Hi Robert,
I’m also working with the human gut microbiota, and I concur with Meren: co-assembly across subjects is problematic. There’s simply too much interpersonal variability, at all levels ranging from the proportions of major phyla to strain-level
variation within the most prevalent gut species. Feeding more data into an assembly is only helpful if the additional reads are covering the same genomes, and it’s far from clear that unrelated human adults share many of the same genomes. (‘Same’ here is
defined operationally by the stringency of your assembly algorithm for overlapping reads…’same genome’ is a lot more stringent than belonging to a prevalent gut species, as assessed by 16S studies looking for a ‘core human gut microbiota’.) Especially because
the ‘same’ genome would have to be not just present, but reasonably abundant in multiple samples to be the source of many additional reads.
You could consider an approach like the original MetaHIT paper (Qin 2010) and do the within-subject assembly first, then merge unassembled reads across subjects for another round of attempted assembly…but I haven’t had to really think through
this issue myself, and the MetaHIT paper was just trying to get long enough contigs from 75-base GA-II reads to reliably call genes, and then just analyzed the gene catalog.

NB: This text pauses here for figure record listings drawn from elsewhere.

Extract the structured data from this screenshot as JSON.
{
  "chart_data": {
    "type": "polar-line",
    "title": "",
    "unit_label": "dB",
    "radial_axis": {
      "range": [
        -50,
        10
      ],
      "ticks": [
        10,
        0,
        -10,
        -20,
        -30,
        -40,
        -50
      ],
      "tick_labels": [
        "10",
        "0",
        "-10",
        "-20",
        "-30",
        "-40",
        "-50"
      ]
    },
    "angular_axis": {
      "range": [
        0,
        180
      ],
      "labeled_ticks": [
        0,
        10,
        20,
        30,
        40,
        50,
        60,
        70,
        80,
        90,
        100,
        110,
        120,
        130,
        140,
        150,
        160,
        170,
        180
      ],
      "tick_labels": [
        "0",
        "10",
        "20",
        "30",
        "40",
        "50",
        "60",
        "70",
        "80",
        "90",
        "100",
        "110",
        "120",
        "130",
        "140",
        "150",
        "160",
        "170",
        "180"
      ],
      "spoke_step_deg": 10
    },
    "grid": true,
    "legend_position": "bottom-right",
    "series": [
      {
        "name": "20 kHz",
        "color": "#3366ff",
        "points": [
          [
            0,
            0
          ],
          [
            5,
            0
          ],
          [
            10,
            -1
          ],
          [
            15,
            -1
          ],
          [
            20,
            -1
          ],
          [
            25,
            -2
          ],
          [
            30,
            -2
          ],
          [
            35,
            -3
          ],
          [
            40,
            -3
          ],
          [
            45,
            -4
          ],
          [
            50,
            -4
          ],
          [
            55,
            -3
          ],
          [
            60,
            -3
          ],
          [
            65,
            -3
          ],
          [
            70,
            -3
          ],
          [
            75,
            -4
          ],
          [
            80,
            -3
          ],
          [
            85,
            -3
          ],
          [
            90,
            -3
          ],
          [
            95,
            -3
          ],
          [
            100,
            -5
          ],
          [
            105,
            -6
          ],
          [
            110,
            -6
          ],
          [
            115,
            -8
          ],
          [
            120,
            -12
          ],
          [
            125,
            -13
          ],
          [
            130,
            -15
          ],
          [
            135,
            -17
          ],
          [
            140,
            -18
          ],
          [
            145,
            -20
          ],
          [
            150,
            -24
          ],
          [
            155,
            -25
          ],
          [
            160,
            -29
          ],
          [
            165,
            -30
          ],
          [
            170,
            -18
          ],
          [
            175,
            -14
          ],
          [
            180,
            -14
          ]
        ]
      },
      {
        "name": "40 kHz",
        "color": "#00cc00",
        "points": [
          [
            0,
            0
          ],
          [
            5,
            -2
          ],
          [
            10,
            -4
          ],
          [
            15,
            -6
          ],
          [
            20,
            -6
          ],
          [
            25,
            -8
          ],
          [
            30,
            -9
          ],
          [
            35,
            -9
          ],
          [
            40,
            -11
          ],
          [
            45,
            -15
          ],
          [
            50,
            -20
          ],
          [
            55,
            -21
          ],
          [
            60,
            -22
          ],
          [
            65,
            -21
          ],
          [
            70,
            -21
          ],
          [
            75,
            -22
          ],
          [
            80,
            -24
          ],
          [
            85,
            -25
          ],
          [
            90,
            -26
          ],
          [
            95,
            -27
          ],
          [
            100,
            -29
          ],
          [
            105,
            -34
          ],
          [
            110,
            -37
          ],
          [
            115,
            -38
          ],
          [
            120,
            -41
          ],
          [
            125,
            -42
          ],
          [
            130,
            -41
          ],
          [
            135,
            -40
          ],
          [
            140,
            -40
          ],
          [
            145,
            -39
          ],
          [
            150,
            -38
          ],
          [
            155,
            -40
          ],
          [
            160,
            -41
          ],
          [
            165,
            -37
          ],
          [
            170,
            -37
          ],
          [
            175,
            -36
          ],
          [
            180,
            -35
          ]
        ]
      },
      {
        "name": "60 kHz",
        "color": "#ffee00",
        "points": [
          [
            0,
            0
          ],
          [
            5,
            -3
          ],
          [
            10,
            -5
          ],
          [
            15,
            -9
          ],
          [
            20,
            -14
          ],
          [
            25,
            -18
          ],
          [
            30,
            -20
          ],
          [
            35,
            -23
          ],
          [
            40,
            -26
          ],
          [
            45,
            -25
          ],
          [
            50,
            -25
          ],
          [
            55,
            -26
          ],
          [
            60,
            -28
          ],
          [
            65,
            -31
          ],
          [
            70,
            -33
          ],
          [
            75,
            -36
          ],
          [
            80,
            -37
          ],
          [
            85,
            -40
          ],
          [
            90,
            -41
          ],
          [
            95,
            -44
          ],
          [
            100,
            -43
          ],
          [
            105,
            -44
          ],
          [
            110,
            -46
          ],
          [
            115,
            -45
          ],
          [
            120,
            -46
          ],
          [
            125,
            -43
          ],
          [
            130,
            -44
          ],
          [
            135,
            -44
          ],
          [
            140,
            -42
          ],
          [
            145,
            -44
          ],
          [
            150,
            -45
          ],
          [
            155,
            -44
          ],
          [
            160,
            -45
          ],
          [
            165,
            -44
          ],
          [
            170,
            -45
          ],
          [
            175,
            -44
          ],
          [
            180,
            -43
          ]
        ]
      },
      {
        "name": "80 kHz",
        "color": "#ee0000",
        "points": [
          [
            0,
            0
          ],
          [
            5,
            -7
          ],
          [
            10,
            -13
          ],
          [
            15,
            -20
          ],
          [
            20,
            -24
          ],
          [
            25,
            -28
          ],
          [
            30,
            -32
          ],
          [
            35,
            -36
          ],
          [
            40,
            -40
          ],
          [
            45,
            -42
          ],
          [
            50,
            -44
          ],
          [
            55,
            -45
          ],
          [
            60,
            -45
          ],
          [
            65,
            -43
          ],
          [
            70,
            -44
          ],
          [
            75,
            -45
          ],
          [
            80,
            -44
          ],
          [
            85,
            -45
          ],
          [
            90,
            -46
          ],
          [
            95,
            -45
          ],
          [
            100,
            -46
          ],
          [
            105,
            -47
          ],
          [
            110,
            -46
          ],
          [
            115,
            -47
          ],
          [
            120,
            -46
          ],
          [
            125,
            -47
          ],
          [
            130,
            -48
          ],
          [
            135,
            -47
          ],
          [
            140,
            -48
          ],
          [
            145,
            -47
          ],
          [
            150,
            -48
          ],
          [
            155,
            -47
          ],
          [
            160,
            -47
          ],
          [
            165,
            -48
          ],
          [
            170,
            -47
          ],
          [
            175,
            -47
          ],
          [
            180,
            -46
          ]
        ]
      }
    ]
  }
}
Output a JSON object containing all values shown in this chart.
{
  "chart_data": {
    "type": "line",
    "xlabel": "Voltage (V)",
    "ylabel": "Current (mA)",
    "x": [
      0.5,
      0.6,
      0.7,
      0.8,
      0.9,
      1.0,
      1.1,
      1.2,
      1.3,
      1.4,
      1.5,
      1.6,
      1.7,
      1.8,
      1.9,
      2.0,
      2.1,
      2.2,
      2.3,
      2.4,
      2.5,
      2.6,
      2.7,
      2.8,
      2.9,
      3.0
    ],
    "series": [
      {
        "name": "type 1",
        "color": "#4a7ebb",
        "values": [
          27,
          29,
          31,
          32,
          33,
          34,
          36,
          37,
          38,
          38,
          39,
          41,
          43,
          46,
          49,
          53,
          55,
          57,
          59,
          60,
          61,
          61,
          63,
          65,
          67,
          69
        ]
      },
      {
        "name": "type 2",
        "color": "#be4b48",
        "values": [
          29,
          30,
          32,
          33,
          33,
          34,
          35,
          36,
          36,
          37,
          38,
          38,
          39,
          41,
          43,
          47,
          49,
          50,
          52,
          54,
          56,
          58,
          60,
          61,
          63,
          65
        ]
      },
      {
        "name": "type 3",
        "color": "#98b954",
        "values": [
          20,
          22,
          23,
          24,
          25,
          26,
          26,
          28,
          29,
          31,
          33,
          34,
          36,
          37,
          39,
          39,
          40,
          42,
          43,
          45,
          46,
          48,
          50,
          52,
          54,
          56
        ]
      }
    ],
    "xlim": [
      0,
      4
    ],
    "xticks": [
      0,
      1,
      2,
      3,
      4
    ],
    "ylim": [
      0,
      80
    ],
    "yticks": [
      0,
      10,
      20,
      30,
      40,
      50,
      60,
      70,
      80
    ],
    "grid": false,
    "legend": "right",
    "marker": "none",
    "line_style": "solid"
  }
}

They weren’t aiming for MAGs.
Depending on the depth of your sequencing per sample (per subject), you might not have much success getting MAGs for each subject. I remember from the first Banfield lab forays into assembly-based metagenomics of complex samples (contaminated
aquifer in their case), they were shooting for ~30 GB of sequencing from the community to be able to get partial MAGs from dozens of microbial strains. Think about that ratio…roughly a factor of 1000 between raw sequencing depth within one complex community
and summed length of things large enough to reasonably called MAGs, as opposed to just contigs.
If you don’t have (and can’t get) the depth to assemble much within your individual subjects, you might consider trying to map your reads to the updated human gut gene catalog. Li et al. 2014 Nature Biotechnology is a direct descendent of the
original MetaHIT catalog, and would likely be both easier to work with and more appropriate than a general reference database such as UniRef or NCBI genomes.